Gut gezogen

In jüngster Vergangenheit fiel mir häufiger auf, dass im Zusammenhang mit der Ernährung von langgezogenem Tee die Rede ist. Wie zieht man denn eine Flüssigkeit in die Länge? Okay, wer einen marokkanischen Thé à la menthe bestellt, bekommt eine Tasse hingestellt, und der Einschenkende (machen das eigentlich auch Frauen?) setzt die Tülle der Teekanne knapp über der Tasse an und gießt das Getränk ein, indem er die Kanne im weiten Bogen nach oben zieht. Aber davon ist wohl nicht die Rede.

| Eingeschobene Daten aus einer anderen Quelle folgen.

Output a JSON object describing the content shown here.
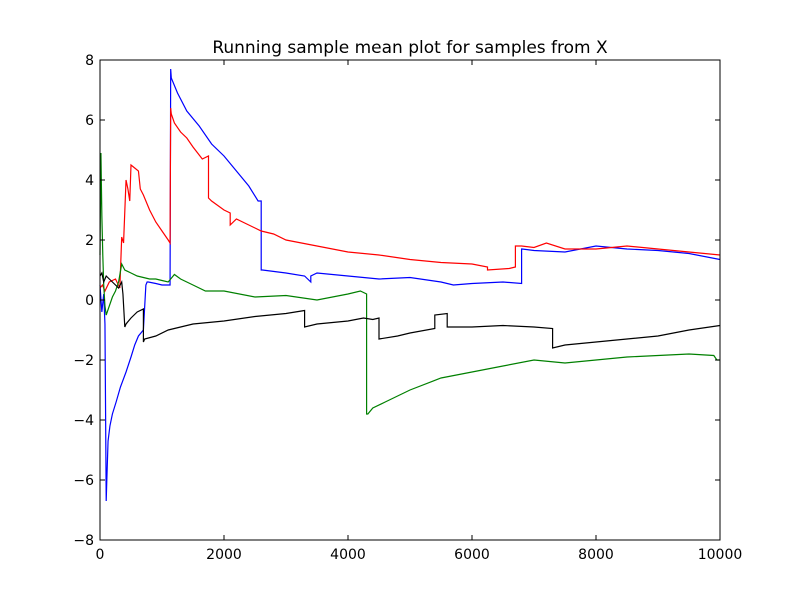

Vielleicht muss man anders herum an die Sache herangehen. lang bezieht sich im Deutschen vorwiegend auf das Maß einer Strecke, während für das Maß eines Zeitraums häufiger die Form „lange“ verwendet wird. Allerdings ist auch „lang“ für die Zeit nicht falsch. Für „ziehen“ schließlich führt der Duden mehr als ein Dutzend Bedeutúngen auf. Wer soll den „langgezogenen Tee“ also als falsch brandmarken oder als richtig (wenn auch nur durch Gewohnheit) bestätigen?

Betrachten wird die Sache mal auf folgende Weise: Der Tee in diesem Sprechbild ist nicht langgezogen, sondern hat lange gezogen. Deshalb würde ich unbedingt für „Tee, der lange gezogen hat“ plädieren und, wenn es schon ein „kürzeres“ Adjektiv sein muss, „gezogen“ mit einem Adverb näher beschreiben: „lange gezogener Tee“. Als „schief“ empfinde ich aber auch das.